True, but you can go the other way and do it with only socat: socat -v tcp-listen:8888,reuseaddr,fork exec:'cat RESPONSE' is a (Very Static) entire web server, if RESPONSE has 2 header lines, a blank, and an html body. (A little too late in the morning for me to do the golfing needed to eliminate the "cat" and do the cr-nl from whatever shell you're already running, though.)

(scrolls down further in the socat manpage) Ohhh, under "EXAMPLES": you can combine a crlf option to TCP-LISTEN, SYSTEM instead of EXEC, and "echo -e", and there's actually a slightly useful http server already done :-)

My first interesting question was, "How do I open a port in awk?!"

GNU Awk has an entire separate manual for TCP/IP internetworking: https://www.gnu.org/software/gawk/manual/gawkinet/

Or cd to the html directory and run this:

  python -m http.server 8080

which does not require anything else like socat.

I think this is more of a “ain’t this interesting?” sort of thing.

Not a nawk on awk (pun intended) or socat, just a reply to the parent's comment.

This is functional and uninteresting.

For those who were drawn to ''awk'' in the title it is probably uninteresting. For those who were drawn to ''simple web server'', it is likely of some interest.

There are 1000 simple web servers.
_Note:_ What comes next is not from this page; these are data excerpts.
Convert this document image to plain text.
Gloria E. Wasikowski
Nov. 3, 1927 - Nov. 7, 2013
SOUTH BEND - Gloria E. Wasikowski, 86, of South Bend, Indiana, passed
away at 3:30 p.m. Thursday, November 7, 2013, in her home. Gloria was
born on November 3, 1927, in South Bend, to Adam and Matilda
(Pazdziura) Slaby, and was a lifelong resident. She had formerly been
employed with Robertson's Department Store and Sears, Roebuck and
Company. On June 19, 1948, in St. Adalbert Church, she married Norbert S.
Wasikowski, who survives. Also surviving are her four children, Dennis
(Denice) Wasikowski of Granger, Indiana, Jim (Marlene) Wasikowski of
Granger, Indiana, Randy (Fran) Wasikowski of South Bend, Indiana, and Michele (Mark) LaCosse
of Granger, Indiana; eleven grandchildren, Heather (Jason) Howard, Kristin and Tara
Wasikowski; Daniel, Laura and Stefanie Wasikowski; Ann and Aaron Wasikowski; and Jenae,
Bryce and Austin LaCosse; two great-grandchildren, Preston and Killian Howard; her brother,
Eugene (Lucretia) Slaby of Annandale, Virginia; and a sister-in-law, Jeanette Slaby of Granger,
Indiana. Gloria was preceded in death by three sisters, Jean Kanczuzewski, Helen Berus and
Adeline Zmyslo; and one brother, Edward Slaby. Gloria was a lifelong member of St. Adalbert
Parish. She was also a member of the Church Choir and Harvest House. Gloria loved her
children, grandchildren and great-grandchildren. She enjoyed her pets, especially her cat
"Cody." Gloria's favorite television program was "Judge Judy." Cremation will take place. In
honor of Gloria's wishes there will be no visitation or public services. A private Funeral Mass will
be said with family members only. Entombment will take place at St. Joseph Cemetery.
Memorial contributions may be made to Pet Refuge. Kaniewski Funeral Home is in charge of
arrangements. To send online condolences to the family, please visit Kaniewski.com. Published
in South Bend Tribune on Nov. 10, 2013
That part was never interesting to anyone interesting themselves.

If it had been "process some records with awk" that too would have been uninteresting even though it said awk.

"requires python"

Which in a way is somehow worse :P

in many ways

Yes, for some that would be a show-stopper. It is a nice one-line web service string, but should probably be run thusly:

  nohup python -m http.server 8080 2>/dev/null &

Nothing is interesting about overrated Python though

Ubiquitous, omnipresent, consistently rated in the top 2 or 3 most used computer languages. You don't like it, fine.

Apparently not fine. Are you about to cry?